Partir de la circulation, pas des meubles
Sur une petite surface, on place d'abord les allées, ensuite le mobilier. Un magasin ouvert au public doit garder un cheminement accessible libre de tout obstacle d'au moins 1,40 m, ramené à 1,20 m sur un point de rétrécissement (arrêté du 8 décembre 2014). Les allées structurantes, celles qui mènent à la caisse et aux prestations essentielles, font au moins 1,20 m.
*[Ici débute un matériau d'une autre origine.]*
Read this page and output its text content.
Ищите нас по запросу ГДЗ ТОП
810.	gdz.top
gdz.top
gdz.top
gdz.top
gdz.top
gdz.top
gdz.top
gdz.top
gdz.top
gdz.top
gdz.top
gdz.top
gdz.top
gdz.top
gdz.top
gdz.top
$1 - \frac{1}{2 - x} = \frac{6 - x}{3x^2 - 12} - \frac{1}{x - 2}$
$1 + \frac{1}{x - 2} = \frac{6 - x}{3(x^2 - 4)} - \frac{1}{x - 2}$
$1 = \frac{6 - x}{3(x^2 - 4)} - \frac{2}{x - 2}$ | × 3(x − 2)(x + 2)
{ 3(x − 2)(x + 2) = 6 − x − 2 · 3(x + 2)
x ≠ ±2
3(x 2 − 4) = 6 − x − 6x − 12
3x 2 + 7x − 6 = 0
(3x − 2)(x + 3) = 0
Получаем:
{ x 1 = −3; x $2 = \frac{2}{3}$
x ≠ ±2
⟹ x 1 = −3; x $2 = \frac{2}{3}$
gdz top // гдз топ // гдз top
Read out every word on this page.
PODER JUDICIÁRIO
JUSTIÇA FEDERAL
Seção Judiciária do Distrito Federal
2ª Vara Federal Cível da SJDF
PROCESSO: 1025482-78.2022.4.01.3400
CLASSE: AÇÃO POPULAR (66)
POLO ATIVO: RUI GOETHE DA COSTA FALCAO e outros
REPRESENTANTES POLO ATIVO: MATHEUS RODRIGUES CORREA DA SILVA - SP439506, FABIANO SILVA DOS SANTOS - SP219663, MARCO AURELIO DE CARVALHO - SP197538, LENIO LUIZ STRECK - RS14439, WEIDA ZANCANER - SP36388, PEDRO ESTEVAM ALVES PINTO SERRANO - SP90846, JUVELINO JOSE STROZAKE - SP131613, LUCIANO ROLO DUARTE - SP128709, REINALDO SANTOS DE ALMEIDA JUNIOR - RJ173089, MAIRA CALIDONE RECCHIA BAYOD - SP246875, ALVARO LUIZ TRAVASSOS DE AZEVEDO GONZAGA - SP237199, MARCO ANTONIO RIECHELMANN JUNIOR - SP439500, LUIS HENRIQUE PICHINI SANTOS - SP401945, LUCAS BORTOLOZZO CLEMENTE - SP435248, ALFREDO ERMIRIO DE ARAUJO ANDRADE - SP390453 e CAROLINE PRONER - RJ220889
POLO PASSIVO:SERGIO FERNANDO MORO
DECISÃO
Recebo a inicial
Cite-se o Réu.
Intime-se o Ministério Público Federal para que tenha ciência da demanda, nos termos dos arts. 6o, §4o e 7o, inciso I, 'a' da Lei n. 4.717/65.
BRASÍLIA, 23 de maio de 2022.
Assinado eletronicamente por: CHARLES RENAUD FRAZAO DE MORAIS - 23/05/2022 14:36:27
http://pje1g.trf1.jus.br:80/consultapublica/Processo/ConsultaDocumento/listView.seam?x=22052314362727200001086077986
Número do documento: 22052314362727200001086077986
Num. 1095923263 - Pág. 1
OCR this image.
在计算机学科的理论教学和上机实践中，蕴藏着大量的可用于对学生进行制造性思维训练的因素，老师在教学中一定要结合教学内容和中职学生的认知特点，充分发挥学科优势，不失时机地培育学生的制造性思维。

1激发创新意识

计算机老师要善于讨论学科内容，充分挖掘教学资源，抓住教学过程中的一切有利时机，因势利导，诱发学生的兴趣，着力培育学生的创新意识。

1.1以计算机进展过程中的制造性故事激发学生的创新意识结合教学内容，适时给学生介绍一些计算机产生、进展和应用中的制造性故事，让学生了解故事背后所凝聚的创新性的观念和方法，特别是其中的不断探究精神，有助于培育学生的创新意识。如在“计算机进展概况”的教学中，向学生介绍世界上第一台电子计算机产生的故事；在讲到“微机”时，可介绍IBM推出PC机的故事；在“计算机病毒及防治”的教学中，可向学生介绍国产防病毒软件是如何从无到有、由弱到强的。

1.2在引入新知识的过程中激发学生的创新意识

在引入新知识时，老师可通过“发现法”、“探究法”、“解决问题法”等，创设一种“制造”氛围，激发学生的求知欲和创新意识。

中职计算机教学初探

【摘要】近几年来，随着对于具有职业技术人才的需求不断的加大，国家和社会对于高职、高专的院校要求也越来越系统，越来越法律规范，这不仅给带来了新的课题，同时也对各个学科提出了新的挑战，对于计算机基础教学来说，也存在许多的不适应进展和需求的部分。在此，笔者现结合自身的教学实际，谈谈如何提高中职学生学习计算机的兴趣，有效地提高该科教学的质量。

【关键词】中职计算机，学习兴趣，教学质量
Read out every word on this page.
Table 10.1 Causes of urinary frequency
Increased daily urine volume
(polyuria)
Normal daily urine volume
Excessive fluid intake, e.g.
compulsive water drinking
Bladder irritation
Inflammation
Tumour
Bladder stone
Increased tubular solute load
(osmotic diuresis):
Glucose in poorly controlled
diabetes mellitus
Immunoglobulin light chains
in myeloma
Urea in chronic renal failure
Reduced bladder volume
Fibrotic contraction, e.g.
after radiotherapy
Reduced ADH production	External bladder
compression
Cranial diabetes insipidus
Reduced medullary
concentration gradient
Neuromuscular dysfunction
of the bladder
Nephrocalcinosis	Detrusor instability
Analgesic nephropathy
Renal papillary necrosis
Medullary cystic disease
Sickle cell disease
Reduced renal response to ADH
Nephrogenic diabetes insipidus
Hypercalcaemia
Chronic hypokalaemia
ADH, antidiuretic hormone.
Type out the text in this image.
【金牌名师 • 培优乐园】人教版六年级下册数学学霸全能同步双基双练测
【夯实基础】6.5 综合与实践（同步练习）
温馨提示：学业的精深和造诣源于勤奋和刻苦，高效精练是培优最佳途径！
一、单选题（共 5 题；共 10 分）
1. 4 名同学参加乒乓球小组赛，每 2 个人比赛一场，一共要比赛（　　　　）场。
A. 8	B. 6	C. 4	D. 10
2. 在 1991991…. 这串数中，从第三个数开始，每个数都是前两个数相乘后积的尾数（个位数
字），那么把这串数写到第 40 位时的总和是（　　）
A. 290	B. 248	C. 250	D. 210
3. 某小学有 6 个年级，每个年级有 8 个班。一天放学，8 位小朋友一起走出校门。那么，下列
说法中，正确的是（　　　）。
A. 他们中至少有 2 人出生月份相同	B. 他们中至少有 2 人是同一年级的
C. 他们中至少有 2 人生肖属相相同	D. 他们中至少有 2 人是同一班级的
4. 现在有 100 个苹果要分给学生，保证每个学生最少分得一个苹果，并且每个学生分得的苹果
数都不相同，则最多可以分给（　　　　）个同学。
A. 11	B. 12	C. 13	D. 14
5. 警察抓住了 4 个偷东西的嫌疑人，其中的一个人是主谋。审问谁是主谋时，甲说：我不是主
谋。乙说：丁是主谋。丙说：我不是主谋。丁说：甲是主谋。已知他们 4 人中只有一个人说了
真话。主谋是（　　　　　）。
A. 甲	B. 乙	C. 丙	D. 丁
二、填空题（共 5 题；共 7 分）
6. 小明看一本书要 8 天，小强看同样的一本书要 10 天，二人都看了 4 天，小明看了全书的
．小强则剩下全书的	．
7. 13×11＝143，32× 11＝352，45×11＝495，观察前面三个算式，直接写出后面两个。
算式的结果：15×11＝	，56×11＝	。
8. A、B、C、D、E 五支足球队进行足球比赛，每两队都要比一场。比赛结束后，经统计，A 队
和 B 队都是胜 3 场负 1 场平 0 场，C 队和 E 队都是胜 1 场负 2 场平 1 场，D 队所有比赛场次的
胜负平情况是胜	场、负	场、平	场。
Ces largeurs ne sont pas négociables : elles conditionnent l'ouverture de l'établissement. Autant les poser en premier, puis dessiner les rangements dans ce qui reste, plutôt que l'inverse.
Monter en hauteur
Quand le sol manque, la hauteur reste. Des rayonnages qui montent, des vitrines murales, une réserve en mezzanine ou au-dessus des portes récupèrent du volume sans empiéter sur le passage.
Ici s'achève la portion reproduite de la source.